Baffled, Befuddled, and Bamboozled: Penn State Trustees and NCAA are Sinking

by WALTER BRASCH

When we last left the baffled and befuddled Penn State trustees, they were trying to figure out what happened in the Great NCAA Sanctimonious Sanction.

What happened is that the NCAA bamboozled university president Dr. Rodney Erickson. The NCAA—having spent most of its history figuring out ways to make college athletics even more prominent on college campuses—suddenly found religion, created new rules, didn’t conduct an investigation, and shredded anything resembling due process. Using the Freeh Report as its newly-found Bible, NCAA president Mark Emmert piously declared he wanted Penn State to “rebuild its athletic culture,” and preached the lesson that the NCAA hoped “to make sure that the cautionary tale of athletics overwhelming core values of the institution and losing sight of why we are really participating in these activities can occur.”

It was a neat little speech, probably written by PR people. But it couldn’t be Penn State he was referring to. Penn State athletes go to classes and graduate; its football team is often at or near the top of graduation rates for Division I football programs. The university itself, even with a well-recognized party culture, is well-known for numerous academic programs that are among the best in the country.

Nevertheless, Emmert somberly told Erickson that the NCAA was seriously considering the death penalty for Penn State. Death, in NCAA terms, means a suspension of the sport for at least one season. The only time the NCAA had issued the death penalty was in 1987 against Southern Methodist University for blatant and repeated recruiting violations. Death to the Nittany Lions football program would significant harm the university and private business, and affect far more than the football team, not one of them having been involved in what is now known as the Penn State Sandusky Scandal.
But, said Emmert, have we got a deal for you. If you sign on the dotted line, we won’t kill football at Penn State, we’ll just fine you $60 million, ban you from bowl games for four years, reduce the number of scholarships, vacate the 111 wins from 1998 to 2011, require you to follow everything the Freeh Report recommended, hire an athletics monitor, comply with everything we tell you, and place you on probation for five years.

Now, every career criminal and little ole lady who accidentally shoplifts knows the police and DA aren’t serious in their first presentment of charges. They overcharge, trying to scare the defendant into a plea bargain. Plea bargains allow DAs to claim high conviction rates, while not having to get all messy with such things as jury selection and presenting evidence.
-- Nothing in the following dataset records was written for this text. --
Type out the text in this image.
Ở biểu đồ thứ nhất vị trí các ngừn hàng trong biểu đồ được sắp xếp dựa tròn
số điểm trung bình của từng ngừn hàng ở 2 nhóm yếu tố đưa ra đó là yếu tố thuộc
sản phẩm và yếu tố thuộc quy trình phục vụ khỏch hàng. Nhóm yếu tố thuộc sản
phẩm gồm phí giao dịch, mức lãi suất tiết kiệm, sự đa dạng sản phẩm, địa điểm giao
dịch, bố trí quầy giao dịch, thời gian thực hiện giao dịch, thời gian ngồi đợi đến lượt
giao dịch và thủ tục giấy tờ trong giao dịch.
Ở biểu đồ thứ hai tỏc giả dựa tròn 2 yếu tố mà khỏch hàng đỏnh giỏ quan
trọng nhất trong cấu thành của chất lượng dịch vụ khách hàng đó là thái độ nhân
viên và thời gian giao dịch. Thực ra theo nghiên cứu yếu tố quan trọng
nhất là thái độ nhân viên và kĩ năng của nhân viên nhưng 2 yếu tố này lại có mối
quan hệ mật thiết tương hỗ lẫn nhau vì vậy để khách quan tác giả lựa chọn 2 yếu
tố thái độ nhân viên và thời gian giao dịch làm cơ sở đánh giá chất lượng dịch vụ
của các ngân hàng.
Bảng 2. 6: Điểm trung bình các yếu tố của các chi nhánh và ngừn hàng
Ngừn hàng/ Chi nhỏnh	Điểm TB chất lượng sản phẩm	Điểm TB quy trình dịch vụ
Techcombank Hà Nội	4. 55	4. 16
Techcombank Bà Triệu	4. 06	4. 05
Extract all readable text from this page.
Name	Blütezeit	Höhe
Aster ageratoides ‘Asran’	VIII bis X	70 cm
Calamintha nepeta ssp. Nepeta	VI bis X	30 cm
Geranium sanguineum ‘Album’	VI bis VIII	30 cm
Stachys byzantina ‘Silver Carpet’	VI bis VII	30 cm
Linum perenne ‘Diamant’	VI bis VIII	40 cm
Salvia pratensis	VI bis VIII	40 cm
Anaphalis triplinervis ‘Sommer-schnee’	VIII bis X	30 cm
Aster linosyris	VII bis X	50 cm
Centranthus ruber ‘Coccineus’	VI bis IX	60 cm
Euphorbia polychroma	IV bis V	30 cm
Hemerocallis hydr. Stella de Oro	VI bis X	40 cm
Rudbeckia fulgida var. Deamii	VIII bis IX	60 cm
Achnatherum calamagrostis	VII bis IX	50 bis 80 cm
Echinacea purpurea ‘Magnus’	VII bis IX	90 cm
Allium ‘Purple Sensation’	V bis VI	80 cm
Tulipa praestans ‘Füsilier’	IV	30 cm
So, the defendant and the DA negotiate, and a few charges are thrown out, and the defendant agrees to a lesser offense—perhaps instead of felony burglary, it becomes a misdemeanor, complete with a small fine and probation—and everyone is happy.

Dr. Erickson, with Pigskin Proud drops of perspiration flowing freely, was so relieved his university wasn’t getting the electric chair, he agreed to whatever it was that the haughty NCAA demanded, and signed the consent decree that Penn State would never ever appeal the decision.

Back in State College, the trustees, as is their history, were clueless and furious.
For years, they thought their only functions were to approve whatever the university president told them needed approving, raise tuition and fees, and get their friends good seats at football games. Now they faced a greater problem.

They had previously proven they were inept in how they handled the scandal. They had previously violated state law by their secret meetings and failure to extend any semblance of due process to Coach Joe Paterno and president Graham Spanier. Then to hide their meltdown, they commissioned Louis Freeh, former FBI director, to conduct what they claimed was an independent investigation, for which the insurance company paid about $6.5 million.

True to what the Trustees wanted, Freeh miraculously decided that the Trustees needed to reassert their power, and that the people to blame, in addition to the convicted child molester, were the former president who resigned, a now-retired senior vice-president, a former athletic director, and the dead guy, also known as Joe Paterno. Problem solved.

However, there are still a few problems. The first problem is that the Freeh investigation is just that—a private investigation that was not subject to even the basic rules of due process, the right of individuals to subpoena witnesses and to challenge their accusers under oath.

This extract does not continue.